In this post we will learn about Indexes in detail, if you have seen our earlier post whenever we print our dataframe our first column would be a iterative number starting from 0 till the end of row.
Even if these indexes are unique, it wouldn't be much useful. What we can actually do is replace these indexes with anyone of the column and it is not needed to be unique either. By doing that we can use that index via its label(i.e, value) to access its row. To
do that use set_index on dataframe.
IN[1]
df.set_index('email')
OUT[1]
I believe you think now the dataframe is altered and the answer is both yes and now, actually pandas does not alter the data unless an another argument is passed. So if you print the dataframe you can still see indexes will be default one.
IN[2]
df.set_index('email', inplace = True)
OUT[2]
By passing the argument named inplace to True we committed those changes into our dataframe and now the column email has finally become as our index.
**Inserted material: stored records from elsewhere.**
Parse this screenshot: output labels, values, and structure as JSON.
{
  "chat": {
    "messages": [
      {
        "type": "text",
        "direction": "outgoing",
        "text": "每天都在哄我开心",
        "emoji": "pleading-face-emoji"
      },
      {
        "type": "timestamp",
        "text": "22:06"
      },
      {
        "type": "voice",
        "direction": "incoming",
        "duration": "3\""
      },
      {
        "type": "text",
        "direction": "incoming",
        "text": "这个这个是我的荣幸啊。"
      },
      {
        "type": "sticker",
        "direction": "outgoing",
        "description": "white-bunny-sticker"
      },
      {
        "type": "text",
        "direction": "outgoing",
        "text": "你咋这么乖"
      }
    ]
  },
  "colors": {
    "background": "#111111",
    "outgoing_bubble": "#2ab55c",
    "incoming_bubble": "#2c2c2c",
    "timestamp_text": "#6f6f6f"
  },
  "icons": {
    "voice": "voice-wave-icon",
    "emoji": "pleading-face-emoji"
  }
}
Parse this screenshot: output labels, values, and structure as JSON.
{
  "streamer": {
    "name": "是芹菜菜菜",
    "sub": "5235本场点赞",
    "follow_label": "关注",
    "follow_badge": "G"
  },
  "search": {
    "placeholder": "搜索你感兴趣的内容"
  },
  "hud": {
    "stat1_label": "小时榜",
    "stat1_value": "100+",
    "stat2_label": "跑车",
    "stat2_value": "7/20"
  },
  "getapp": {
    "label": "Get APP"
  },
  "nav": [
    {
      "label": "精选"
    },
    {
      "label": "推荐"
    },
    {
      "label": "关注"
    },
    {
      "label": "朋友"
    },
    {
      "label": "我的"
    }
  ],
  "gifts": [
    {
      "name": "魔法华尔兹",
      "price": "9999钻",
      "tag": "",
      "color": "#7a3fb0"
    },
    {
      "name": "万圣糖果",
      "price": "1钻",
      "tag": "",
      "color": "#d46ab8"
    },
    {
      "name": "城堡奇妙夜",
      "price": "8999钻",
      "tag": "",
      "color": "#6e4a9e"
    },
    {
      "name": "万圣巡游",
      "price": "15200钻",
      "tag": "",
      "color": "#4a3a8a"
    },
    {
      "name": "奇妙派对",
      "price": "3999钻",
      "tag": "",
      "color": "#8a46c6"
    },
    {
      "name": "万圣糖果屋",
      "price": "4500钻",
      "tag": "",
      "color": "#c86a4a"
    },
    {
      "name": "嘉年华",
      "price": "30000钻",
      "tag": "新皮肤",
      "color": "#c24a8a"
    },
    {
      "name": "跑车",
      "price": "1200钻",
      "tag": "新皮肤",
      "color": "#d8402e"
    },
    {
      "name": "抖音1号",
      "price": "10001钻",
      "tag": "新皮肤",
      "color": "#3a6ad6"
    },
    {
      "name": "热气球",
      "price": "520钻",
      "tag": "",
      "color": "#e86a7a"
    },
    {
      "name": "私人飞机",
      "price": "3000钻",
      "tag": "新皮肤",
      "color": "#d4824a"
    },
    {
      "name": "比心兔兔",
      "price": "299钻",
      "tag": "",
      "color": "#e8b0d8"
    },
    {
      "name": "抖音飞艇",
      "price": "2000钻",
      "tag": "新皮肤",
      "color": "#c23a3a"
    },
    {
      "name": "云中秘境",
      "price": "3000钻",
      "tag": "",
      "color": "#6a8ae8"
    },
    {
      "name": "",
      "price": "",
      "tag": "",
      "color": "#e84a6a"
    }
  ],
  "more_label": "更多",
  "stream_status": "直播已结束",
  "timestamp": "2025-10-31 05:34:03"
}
If you note that when you print dataframe index's header is either not available or a line\row below the other header row.
IN[3]
df.index
OUT[3]
We also have a way to print index alone so that we can find out what are the current index and work with the accordingly.
IN[4]
df.loc['prathapdom@gmail.com']
OUT[4]
In our earlier post we learnt loc where it is used to fetch row based on label value, since we changed it to email, we pass in our unique label to get the appropriate row.
IN[5]
df.loc[0]
OUT[5]
As we don't have default index anymore if you try to fetch row based on index using loc interpreter will throw an error.
IN[6]
df.sort_index(inplace = True)
OUT[6]
Since we are using labels as the index it might come as handy if we sort them, simply call sort_index.